Conhecida também como “condicionada”, “não-sistemática” ou “preventiva por estado”, ela usa uma metodologia diferente para prever falhas.
A manutenção preditiva do Grupo Gerador é voltada para o acompanhamento dos resultados apresentados pelo equipamento, usando o monitoramento do sistema para entender seu funcionamento e assim criar planos de ação para evitar problemas futuros.
Sua finalidade é estabelecer parâmetros de funcionamento para o equipamento, baseando-se nas alterações que os ativos sofrem com o passar do tempo. Para isso, seu embasamento leva em conta sensores, relatórios e até mesmo sinais físicos. É aí que entra a manutenção sensitiva.
Diferente da manutenção preventiva, que é feita de acordo com o tempo ou uso, na manutenção preditiva o equipamento é monitorado constantemente, de forma manual ou automática, e só é realizada alguma interferência caso algum indicador esteja fora do padrão.
Objetivo:
Prever falhas com antecedência e realizar a manutenção antes que ela ocorra, otimizando o uso dos recursos e evitando paradas não planejadas.
Como funciona:
Utiliza técnicas de monitoramento contínuo (vibração, temperatura, análise de óleo, etc.) para identificar tendências e prever possíveis falhas.
Exemplos:
Monitoramento de vibração de alternadores para identificar problemas em rolamentos, análise de óleo para verificar a condição do motor, termografia para identificar pontos de superaquecimento.
Vantagens:
Redução de custos, aumento da vida útil dos equipamentos, planejamento da manutenção, melhoria da eficiência operacional.
Desvantagens:
Requer investimento em equipamentos e softwares de monitoramento, conhecimento técnico especializado para análise dos dados.
Inspeção visual: Pode ser feita a olho nu, ou com o auxílio de lupas, sondas ou câmeras, e tem como objetivo buscar falhas visíveis nos ativos, como rachaduras, corrosão e alterações na cor ou aspecto do equipamento;
Termografia: Apesar do nome sugestivo, esse método não depende da alteração de temperatura na superfície para ser aplicado.

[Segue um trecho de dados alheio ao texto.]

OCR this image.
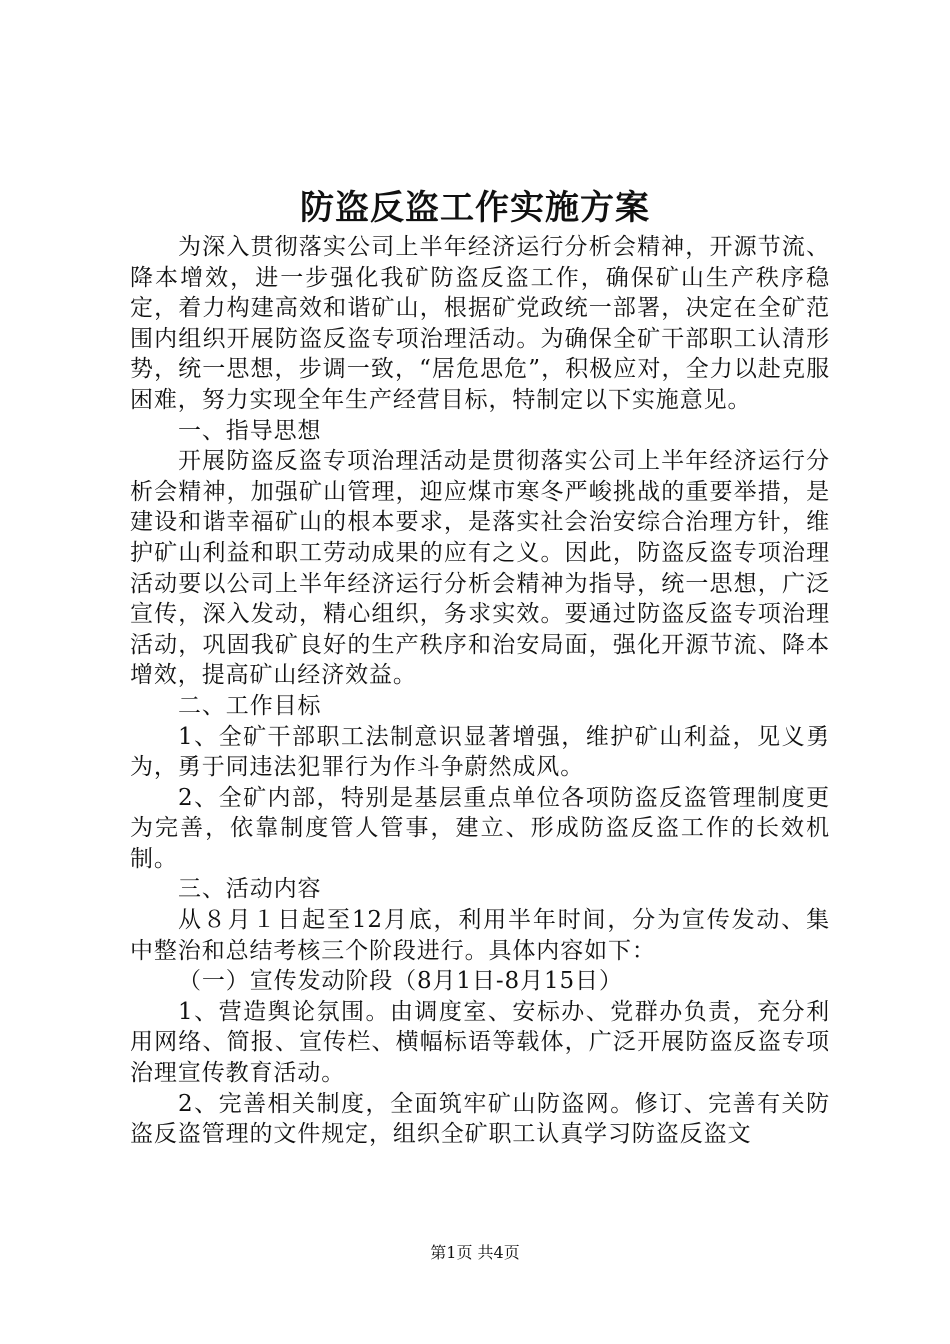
防盗反盗工作实施方案

为深入贯彻落实公司上半年经济运行分析会精神，开源节流、降本增效，进一步强化我矿防盗反盗工作，确保矿山生产秩序稳定，着力构建高效和谐矿山，根据矿党政统一部署，决定在全矿范围内组织开展防盗反盗专项治理活动。为确保全矿干部职工认清形势，统一思想，步调一致，“居危思危”，积极应对，全力以赴克服困难，努力实现全年生产经营目标，特制定以下实施意见。

一、指导思想

开展防盗反盗专项治理活动是贯彻落实公司上半年经济运行分析会精神，加强矿山管理，迎应煤市寒冬严峻挑战的重要举措，是建设和谐幸福矿山的根本要求，是落实社会治安综合治理方针，维护矿山利益和职工劳动成果的应有之义。因此，防盗反盗专项治理活动要以公司上半年经济运行分析会精神为指导，统一思想，广泛宣传，深入发动，精心组织，务求实效。要通过防盗反盗专项治理活动，巩固我矿良好的生产秩序和治安局面，强化开源节流、降本增效，提高矿山经济效益。

二、工作目标

1、全矿干部职工法制意识显著增强，维护矿山利益，见义勇为，勇于同违法犯罪行为作斗争蔚然成风。

2、全矿内部，特别是基层重点单位各项防盗反盗管理制度更为完善，依靠制度管人管事，建立、形成防盗反盗工作的长效机制。

三、活动内容

从８月１日起至12月底，利用半年时间，分为宣传发动、集中整治和总结考核三个阶段进行。具体内容如下：

（一）宣传发动阶段（8月1日-8月15日）

1、营造舆论氛围。由调度室、安标办、党群办负责，充分利用网络、简报、宣传栏、横幅标语等载体，广泛开展防盗反盗专项治理宣传教育活动。

2、完善相关制度，全面筑牢矿山防盗网。修订、完善有关防盗反盗管理的文件规定，组织全矿职工认真学习防盗反盗文

第1页 共4页
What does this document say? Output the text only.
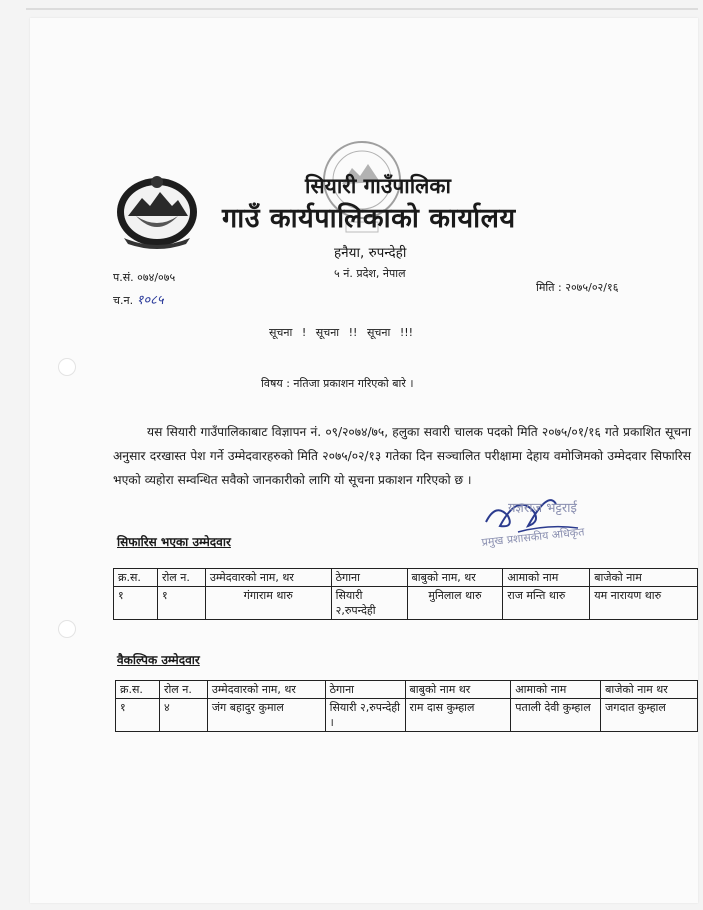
सियारी गाउँपालिका
गाउँ कार्यपालिकाको कार्यालय
हनैया, रुपन्देही
५ नं. प्रदेश, नेपाल
प.सं. ०७४/०७५
च.न. १०८५
मिति : २०७५/०२/१६
सूचना ! सूचना !! सूचना !!!
विषय : नतिजा प्रकाशन गरिएको बारे ।
यस सियारी गाउँपालिकाबाट विज्ञापन नं. ०९/२०७४/७५, हलुका सवारी चालक पदको मिति २०७५/०१/१६ गते प्रकाशित सूचना अनुसार दरखास्त पेश गर्ने उम्मेदवारहरुको मिति २०७५/०२/१३ गतेका दिन सञ्चालित परीक्षामा देहाय वमोजिमको उम्मेदवार सिफारिस भएको व्यहोरा सम्वन्धित सवैको जानकारीको लागि यो सूचना प्रकाशन गरिएको छ ।
यज्ञराज भट्टराई
प्रमुख प्रशासकीय अधिकृत
सिफारिस भएका उम्मेदवार
क्र.स.	रोल न.	उम्मेदवारको नाम, थर	ठेगाना	बाबुको नाम, थर	आमाको नाम	बाजेको नाम
१	१	गंगाराम थारु	सियारी २,रुपन्देही	मुनिलाल थारु	राज मन्ति थारु	यम नारायण थारु
वैकल्पिक उम्मेदवार
क्र.स.	रोल न.	उम्मेदवारको नाम, थर	ठेगाना	बाबुको नाम थर	आमाको नाम	बाजेको नाम थर
१	४	जंग बहादुर कुमाल	सियारी २,रुपन्देही ।	राम दास कुम्हाल	पताली देवी कुम्हाल	जगदात कुम्हाल
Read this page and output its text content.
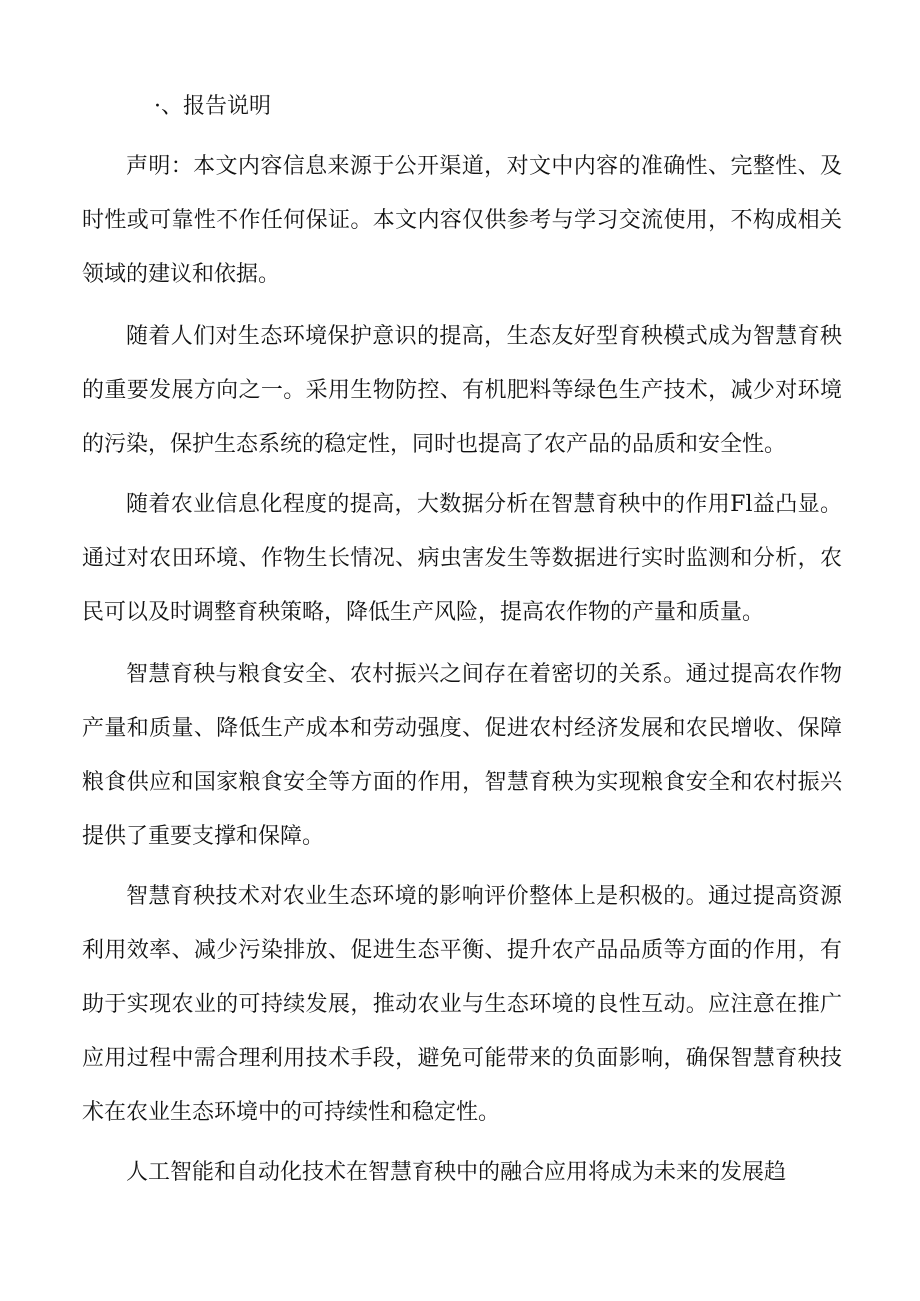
·、报告说明

声明：本文内容信息来源于公开渠道，对文中内容的准确性、完整性、及时性或可靠性不作任何保证。本文内容仅供参考与学习交流使用，不构成相关领域的建议和依据。

随着人们对生态环境保护意识的提高，生态友好型育秧模式成为智慧育秧的重要发展方向之一。采用生物防控、有机肥料等绿色生产技术，减少对环境的污染，保护生态系统的稳定性，同时也提高了农产品的品质和安全性。

随着农业信息化程度的提高，大数据分析在智慧育秧中的作用Fl益凸显。通过对农田环境、作物生长情况、病虫害发生等数据进行实时监测和分析，农民可以及时调整育秧策略，降低生产风险，提高农作物的产量和质量。

智慧育秧与粮食安全、农村振兴之间存在着密切的关系。通过提高农作物产量和质量、降低生产成本和劳动强度、促进农村经济发展和农民增收、保障粮食供应和国家粮食安全等方面的作用，智慧育秧为实现粮食安全和农村振兴提供了重要支撑和保障。

智慧育秧技术对农业生态环境的影响评价整体上是积极的。通过提高资源利用效率、减少污染排放、促进生态平衡、提升农产品品质等方面的作用，有助于实现农业的可持续发展，推动农业与生态环境的良性互动。应注意在推广应用过程中需合理利用技术手段，避免可能带来的负面影响，确保智慧育秧技术在农业生态环境中的可持续性和稳定性。

人工智能和自动化技术在智慧育秧中的融合应用将成为未来的发展趋
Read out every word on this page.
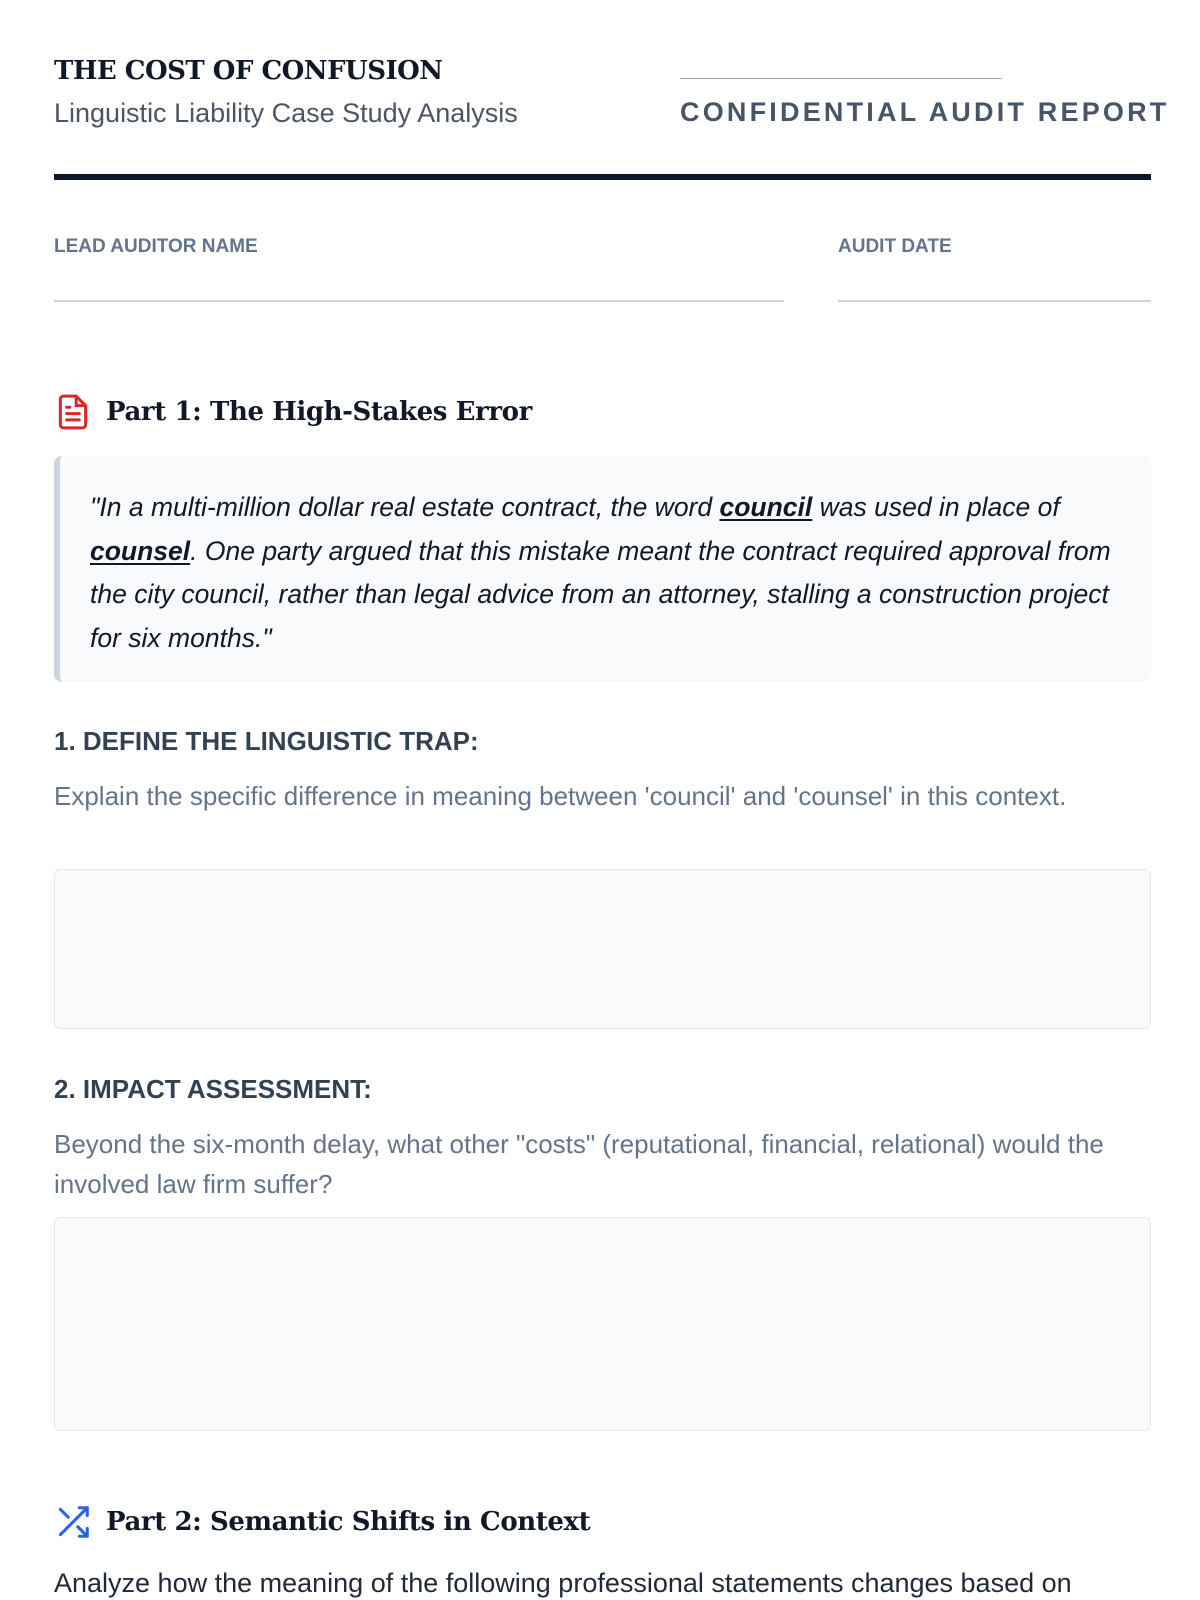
THE COST OF CONFUSION
Linguistic Liability Case Study Analysis	CONFIDENTIAL AUDIT REPORT
LEAD AUDITOR NAME	AUDIT DATE
Part 1: The High-Stakes Error

"In a multi-million dollar real estate contract, the word council was used in place of counsel. One party argued that this mistake meant the contract required approval from the city council, rather than legal advice from an attorney, stalling a construction project for six months."

1. DEFINE THE LINGUISTIC TRAP:

Explain the specific difference in meaning between 'council' and 'counsel' in this context.

2. IMPACT ASSESSMENT:

Beyond the six-month delay, what other "costs" (reputational, financial, relational) would the involved law firm suffer?

Part 2: Semantic Shifts in Context

Analyze how the meaning of the following professional statements changes based on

Na realidade, ele analisa alterações incomuns no interior do maquinário por meio da emissão de radiação infravermelha;
Análise de vibração: Permite diagnosticar problemas em equipamentos a partir da medição da taxa de vibração das partes móveis, sem necessidade de interrupção.
Manutenção preditiva sensitiva:
Na manutenção sensitiva, o técnico usa seus sentidos (visão, olfato, audição e tato) para identificar falhas de funcionamento. Isso significa prestar atenção a ruídos incomuns, odores estranhos, variação de temperatura e outros sinais de defeito.
Os resultados da manutenção preditiva sensitiva devem ser aliados a outros dados para obter um diagnóstico confiável.
Manutenção preditiva monitorada:
Diferente da manutenção sensitiva, a manutenção preditiva monitorada não exige a presença do técnico no local: ela é feita com sensores que monitoram o funcionamento da máquina e enviam esses dados para análise por relatório.